In computational biology, modeling is a fundamental tool for formulating, analyzing and predicting complex phenomena. Most neuron models, however, are designed to reproduce certain small sets of empirical data. Hence their outcome is usually not compatible or comparable with other models or datasets, making it unclear how widely applicable such models are. In this study, we investigate these aspects of modeling, namely credibility and generalizability, with a specific focus on auditory neurons involved in the localization of sound sources.
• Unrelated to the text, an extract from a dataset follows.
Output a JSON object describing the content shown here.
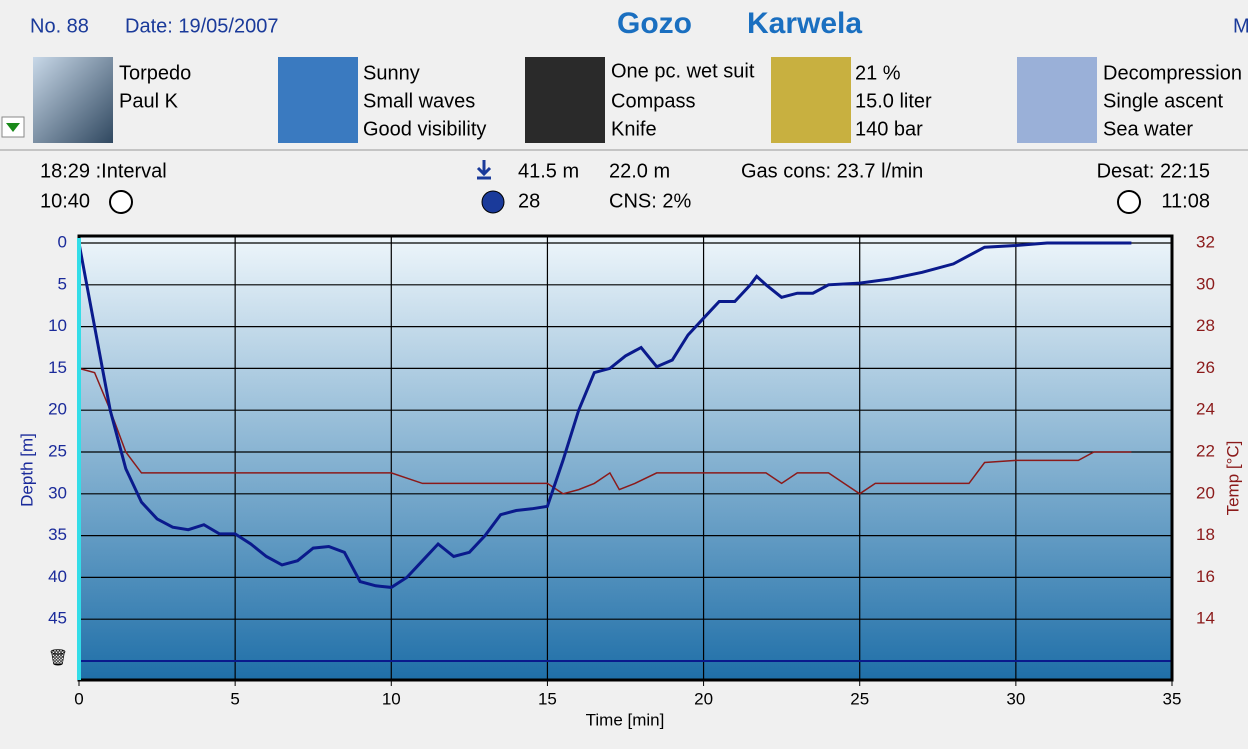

The primary cues for binaural sound localization are comprised of interaural time and level differences (ITD/ILD), which are the timing and intensity differences of the sound waves arriving at the two ears. The lateral superior olive (LSO) in the auditory brainstem is one of the locations where such acoustic information is first computed. An LSO neuron receives temporally structured excitatory and inhibitory synaptic inputs that are driven by ipsi- and contralateral sound stimuli, respectively, and changes its spike rate according to binaural acoustic differences. Here we examine seven contemporary models of LSO neurons with different levels of biophysical complexity, from predominantly functional ones ('shot-noise' models) to those with more detailed physiological components (variations of integrate-and-fire and Hodgkin-Huxley-type). These models, calibrated to reproduce known monaural and binaural characteristics of LSO, generate largely similar results to each other in simulating ITD and ILD coding. Our comparisons of physiological detail, computational efficiency, predictive performances, and further expandability of the models demonstrate (1) that the simplistic, functional LSO models are suitable for applications where low computational costs and mathematical transparency are needed, (2) that more complex models with detailed membrane potential dynamics are necessary for simulation studies where sub-neuronal nonlinear processes play important roles, and (3) that, for general purposes, intermediate models might be a reasonable compromise between simplicity and biological plausibility.